Then there’s Alan Jones.
There’s a truth that a victim often becomes a perpetrator.
I know. Too heavy for a Sunday morning, but really, I’d like to believe Jones is more than a vile thug.
Perhaps, as a child, he was so badly bullied and damaged that his default behaviour became attack?
What I’d like to do to Alan Jones is not remotely compassionate.
I’d like to tattoo his shiny, white forehead with:
– Contents damaged
– Break in emergency
– A pair of golden arches
When I worked for a very small NSW newspaper our editor decided he would not publish stories or take advertising from an electoral candidate because he thought the contender threatened our community and its values.
It was the ‘70s and cowboy editors were inspiring in their arrogance and creative abuse of power.
“He doesn’t exist,” the newspaper’s team was told.
Likewise, Jones abuses his power and should be ignored. He doesn’t exist.
This week he was complicit in helping promote an event which was invisible to most of us south of Bega.
Unless you were off shore, off your face or under a rock this week, you could not have missed the controversy about advertising a horse race on the Sydney Opera House.
The community and media reaction was predictable.
It started when Jones, from his radio power tower, launched an appalling verbal attack on Opera House boss Louise Herron.
“Who do you think you are Louise Herron!?”
Well might we say, ‘who do you think you are, Alan Jones’? (sneaky, sexy Whitlam reference?)
Thus, he gave the event exactly what it wanted … an instant of fame.
I won’t name the event because I hope it disappears up a horse’s rear!
Cynical me believes it was a PR strategy that worked.
A year ago none of us had heard of the event.
We were played.
Public sentiment was manipulated and the event has been branded into the national psyche as ‘the horse race that devalued the Opera House’.
If Sydney wanted to compete with the race that stops the nation, it was delivered the perfect media coup by Jones aided and abetted by his state and commonwealth servants.
The fury, ignited by Jones, erupted on Friday, and filled empty weekend media with a frenzy of chattering rage that kept rolling through the week.

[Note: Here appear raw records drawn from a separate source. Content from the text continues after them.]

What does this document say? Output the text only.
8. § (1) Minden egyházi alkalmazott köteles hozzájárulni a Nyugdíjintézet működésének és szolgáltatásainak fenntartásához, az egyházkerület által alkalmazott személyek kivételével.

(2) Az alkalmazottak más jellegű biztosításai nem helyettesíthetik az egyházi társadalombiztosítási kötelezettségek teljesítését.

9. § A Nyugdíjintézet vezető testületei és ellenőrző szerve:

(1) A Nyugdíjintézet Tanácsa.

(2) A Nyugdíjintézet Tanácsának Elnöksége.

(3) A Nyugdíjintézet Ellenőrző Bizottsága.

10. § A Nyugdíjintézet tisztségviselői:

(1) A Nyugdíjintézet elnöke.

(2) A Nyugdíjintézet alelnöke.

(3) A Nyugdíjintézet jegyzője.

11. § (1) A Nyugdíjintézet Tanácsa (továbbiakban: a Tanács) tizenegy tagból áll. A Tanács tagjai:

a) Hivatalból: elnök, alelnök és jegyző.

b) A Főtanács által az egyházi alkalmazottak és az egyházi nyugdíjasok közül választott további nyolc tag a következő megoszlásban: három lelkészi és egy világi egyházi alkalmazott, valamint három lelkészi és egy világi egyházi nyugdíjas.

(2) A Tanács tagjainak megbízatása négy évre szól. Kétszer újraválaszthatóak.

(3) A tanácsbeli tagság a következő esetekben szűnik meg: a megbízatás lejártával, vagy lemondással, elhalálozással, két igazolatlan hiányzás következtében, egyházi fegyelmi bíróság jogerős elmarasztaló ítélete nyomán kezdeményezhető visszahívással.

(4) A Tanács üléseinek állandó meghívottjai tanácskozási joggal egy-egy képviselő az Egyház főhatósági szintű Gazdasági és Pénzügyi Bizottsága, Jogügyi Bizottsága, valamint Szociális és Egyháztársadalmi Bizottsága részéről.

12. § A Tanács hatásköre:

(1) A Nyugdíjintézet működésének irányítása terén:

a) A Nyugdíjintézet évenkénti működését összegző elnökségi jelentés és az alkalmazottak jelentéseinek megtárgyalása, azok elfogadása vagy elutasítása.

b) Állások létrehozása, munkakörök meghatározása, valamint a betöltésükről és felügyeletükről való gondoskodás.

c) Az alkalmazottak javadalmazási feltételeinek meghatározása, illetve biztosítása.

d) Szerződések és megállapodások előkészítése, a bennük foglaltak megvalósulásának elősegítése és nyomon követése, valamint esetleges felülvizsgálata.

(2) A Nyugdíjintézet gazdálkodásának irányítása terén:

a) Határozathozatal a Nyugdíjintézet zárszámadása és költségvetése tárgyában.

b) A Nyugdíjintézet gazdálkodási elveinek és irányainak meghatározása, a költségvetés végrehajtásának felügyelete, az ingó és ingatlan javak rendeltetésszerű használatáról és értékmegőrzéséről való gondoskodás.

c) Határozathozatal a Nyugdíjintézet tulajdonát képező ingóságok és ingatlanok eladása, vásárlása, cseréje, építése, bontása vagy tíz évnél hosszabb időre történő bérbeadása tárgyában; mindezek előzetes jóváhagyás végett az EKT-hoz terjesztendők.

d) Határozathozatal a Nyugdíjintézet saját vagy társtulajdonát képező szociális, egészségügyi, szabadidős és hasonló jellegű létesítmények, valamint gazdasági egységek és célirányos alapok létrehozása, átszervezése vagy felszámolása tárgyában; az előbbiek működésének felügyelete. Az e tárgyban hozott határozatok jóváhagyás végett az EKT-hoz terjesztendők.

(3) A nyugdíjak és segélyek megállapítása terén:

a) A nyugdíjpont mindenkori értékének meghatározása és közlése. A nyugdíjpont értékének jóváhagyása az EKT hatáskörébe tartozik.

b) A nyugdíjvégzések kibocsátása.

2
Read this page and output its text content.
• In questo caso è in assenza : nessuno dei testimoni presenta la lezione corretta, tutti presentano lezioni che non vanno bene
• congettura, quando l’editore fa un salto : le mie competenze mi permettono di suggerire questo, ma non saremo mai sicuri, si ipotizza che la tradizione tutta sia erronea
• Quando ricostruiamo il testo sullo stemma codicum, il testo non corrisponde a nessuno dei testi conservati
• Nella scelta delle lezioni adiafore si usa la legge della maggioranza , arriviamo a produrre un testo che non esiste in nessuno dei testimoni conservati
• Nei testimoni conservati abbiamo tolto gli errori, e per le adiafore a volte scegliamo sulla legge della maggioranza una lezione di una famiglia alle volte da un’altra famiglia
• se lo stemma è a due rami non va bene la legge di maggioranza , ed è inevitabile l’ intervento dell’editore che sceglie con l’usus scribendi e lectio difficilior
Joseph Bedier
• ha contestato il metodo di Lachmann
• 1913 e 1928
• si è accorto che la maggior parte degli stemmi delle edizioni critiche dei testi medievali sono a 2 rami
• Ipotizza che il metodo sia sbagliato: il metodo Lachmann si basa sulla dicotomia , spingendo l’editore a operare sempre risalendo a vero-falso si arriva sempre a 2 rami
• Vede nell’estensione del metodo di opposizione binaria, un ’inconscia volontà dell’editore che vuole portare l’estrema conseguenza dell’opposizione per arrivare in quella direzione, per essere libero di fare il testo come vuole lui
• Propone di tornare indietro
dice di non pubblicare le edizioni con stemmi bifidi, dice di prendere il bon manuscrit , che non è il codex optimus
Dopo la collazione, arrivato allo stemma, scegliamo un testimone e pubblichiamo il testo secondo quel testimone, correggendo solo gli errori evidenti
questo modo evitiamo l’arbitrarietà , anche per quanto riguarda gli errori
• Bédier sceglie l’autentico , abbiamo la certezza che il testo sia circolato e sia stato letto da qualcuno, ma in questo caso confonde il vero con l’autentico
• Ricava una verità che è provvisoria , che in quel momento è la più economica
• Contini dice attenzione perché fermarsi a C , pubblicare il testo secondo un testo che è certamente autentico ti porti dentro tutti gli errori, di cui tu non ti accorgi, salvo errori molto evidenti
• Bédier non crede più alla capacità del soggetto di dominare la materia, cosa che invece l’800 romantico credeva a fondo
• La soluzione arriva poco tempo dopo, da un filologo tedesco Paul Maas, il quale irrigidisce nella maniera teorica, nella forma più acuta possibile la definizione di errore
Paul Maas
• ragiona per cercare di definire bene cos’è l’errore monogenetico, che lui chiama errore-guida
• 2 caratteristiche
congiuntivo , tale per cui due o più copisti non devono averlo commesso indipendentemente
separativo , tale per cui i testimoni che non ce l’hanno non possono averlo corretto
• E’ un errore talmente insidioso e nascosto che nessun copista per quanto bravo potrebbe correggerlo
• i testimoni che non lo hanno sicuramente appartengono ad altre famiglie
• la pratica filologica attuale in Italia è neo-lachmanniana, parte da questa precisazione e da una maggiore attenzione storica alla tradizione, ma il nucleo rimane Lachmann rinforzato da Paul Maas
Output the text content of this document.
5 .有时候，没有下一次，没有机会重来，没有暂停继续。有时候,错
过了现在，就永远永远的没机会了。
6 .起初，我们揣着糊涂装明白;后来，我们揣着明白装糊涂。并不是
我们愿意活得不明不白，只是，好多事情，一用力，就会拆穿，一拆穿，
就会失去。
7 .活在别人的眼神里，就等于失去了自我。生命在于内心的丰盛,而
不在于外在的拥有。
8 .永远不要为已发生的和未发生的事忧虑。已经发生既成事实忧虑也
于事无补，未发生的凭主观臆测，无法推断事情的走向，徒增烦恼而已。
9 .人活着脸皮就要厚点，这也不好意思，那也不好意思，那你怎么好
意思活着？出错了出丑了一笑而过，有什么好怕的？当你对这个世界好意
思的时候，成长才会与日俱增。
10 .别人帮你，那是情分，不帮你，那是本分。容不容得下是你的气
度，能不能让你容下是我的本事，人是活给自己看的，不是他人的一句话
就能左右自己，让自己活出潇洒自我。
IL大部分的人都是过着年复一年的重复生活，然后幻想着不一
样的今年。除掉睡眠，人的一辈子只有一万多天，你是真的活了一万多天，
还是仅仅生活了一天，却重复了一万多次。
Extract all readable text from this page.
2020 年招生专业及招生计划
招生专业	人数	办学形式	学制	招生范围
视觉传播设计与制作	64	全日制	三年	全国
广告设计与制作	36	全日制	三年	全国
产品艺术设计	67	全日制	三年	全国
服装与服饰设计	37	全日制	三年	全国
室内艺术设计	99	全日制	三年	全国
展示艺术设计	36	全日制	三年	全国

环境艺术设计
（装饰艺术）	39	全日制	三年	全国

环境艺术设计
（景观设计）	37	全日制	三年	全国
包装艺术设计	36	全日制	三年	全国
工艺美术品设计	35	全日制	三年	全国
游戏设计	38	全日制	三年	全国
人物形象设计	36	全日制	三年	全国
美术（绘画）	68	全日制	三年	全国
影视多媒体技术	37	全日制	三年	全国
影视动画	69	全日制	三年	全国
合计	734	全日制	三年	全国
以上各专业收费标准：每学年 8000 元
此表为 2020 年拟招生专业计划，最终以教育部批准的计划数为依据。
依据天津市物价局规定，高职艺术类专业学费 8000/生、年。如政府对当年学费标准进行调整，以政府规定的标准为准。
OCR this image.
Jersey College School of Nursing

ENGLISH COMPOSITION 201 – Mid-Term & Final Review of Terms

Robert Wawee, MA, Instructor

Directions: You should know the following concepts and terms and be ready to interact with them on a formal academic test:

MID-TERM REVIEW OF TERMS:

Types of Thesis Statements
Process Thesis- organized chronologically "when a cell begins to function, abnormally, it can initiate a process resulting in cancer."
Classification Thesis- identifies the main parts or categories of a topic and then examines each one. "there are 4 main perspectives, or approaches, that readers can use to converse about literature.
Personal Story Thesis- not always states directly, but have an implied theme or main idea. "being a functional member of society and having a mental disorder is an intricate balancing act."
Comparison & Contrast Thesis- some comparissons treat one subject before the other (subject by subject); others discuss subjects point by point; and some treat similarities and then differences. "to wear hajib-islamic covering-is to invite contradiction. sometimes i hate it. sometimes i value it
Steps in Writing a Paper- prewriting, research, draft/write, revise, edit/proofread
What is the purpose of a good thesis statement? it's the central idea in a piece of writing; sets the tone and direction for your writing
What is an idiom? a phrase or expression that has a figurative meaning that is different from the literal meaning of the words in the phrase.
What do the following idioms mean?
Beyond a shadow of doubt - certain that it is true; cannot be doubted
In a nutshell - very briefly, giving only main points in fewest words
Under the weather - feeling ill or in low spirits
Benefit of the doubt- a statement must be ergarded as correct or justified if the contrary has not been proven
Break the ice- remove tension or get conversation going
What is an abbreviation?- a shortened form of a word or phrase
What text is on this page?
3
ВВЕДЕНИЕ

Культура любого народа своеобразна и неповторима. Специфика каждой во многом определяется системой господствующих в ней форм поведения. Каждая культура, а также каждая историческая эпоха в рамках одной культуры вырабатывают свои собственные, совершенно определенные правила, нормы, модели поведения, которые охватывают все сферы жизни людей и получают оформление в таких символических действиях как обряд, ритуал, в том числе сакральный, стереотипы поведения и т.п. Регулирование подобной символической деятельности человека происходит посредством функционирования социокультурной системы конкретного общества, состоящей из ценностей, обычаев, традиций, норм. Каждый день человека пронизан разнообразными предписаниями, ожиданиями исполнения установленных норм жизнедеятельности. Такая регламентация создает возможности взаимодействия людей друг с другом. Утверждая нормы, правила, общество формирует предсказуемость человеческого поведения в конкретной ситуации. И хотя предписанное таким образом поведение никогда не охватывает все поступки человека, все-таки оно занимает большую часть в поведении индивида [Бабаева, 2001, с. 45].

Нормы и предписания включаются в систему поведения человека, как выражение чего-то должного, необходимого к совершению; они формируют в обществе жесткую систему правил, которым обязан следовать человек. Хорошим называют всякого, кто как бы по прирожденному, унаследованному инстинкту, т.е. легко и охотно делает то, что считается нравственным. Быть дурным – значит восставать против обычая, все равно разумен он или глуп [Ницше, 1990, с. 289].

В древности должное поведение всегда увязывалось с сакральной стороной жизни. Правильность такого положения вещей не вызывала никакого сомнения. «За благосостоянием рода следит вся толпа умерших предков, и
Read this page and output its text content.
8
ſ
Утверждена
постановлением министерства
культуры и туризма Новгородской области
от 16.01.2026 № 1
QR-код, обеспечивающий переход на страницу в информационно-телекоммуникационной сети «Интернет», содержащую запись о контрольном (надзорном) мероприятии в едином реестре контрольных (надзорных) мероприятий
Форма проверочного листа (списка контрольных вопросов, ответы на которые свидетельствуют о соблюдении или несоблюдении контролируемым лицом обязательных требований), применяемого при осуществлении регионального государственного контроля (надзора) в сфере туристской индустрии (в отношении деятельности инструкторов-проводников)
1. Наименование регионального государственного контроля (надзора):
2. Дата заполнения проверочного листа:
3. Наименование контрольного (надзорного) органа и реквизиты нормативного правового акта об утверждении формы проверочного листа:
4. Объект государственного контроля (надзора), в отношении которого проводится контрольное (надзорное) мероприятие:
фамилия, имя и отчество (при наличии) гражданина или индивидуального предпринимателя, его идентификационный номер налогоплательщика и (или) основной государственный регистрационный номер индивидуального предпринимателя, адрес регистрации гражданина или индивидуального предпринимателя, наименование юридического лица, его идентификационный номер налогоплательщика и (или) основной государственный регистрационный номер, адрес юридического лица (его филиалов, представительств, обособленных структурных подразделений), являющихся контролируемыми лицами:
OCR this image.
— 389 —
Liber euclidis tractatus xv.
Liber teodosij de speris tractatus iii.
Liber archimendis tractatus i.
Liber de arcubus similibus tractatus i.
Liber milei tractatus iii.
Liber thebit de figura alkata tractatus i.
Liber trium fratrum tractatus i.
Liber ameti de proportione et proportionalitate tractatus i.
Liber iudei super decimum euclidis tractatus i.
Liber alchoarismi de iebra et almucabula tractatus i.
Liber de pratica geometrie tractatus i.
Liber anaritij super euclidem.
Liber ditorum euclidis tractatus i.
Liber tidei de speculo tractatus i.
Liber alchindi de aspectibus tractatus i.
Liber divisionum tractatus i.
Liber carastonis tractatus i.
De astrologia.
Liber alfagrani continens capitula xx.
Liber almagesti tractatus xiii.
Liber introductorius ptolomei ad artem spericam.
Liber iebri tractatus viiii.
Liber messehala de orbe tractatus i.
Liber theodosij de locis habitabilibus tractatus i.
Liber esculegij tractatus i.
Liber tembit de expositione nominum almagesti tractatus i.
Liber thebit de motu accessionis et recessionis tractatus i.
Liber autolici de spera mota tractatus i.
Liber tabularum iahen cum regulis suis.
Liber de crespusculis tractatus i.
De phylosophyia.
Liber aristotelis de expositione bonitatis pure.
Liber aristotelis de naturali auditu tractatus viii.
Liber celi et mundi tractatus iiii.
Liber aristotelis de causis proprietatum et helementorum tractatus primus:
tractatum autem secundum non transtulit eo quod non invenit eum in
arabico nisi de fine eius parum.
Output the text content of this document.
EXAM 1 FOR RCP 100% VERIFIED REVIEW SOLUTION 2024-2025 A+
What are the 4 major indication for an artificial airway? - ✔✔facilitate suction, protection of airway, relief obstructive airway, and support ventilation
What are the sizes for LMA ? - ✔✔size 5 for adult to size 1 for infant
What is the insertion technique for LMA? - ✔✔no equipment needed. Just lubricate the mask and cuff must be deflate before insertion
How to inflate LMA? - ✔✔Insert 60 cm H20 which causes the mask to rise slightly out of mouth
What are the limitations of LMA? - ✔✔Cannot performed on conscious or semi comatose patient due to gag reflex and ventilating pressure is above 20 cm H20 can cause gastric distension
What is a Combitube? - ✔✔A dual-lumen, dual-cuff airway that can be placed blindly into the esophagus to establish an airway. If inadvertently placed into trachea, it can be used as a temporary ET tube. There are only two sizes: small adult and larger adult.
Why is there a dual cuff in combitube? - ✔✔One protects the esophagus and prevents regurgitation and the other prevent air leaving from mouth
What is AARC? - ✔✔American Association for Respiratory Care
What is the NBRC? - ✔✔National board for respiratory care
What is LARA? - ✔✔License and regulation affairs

I heard the original plan was for the Harbour Bridge to carry the event’s advertising?
I reckon the Opera House was always the first choice for the advertising, exactly because it would generate the most controversy.
Australia was sucked in to a classic PR play of any publicity is good publicity.
The event organisers knew that Sydney’s famous rosé-drinking, left-leaning, ABC-watching, Opera House subscribers would come out loud.
Nothing like a righteous, angry and well-connected mob from the Eastern suburbs (with harbour views) to whip up a frenzy.
Of course, we also have a Sydney advertising man as PM; a dude who likes to be called ‘Sco Mo’.
He’s from ‘the Shire’ of Cronulla Sutherland whose people are the mortal enemies of Sydney’s Lower North Shore and Eastern Suburbs.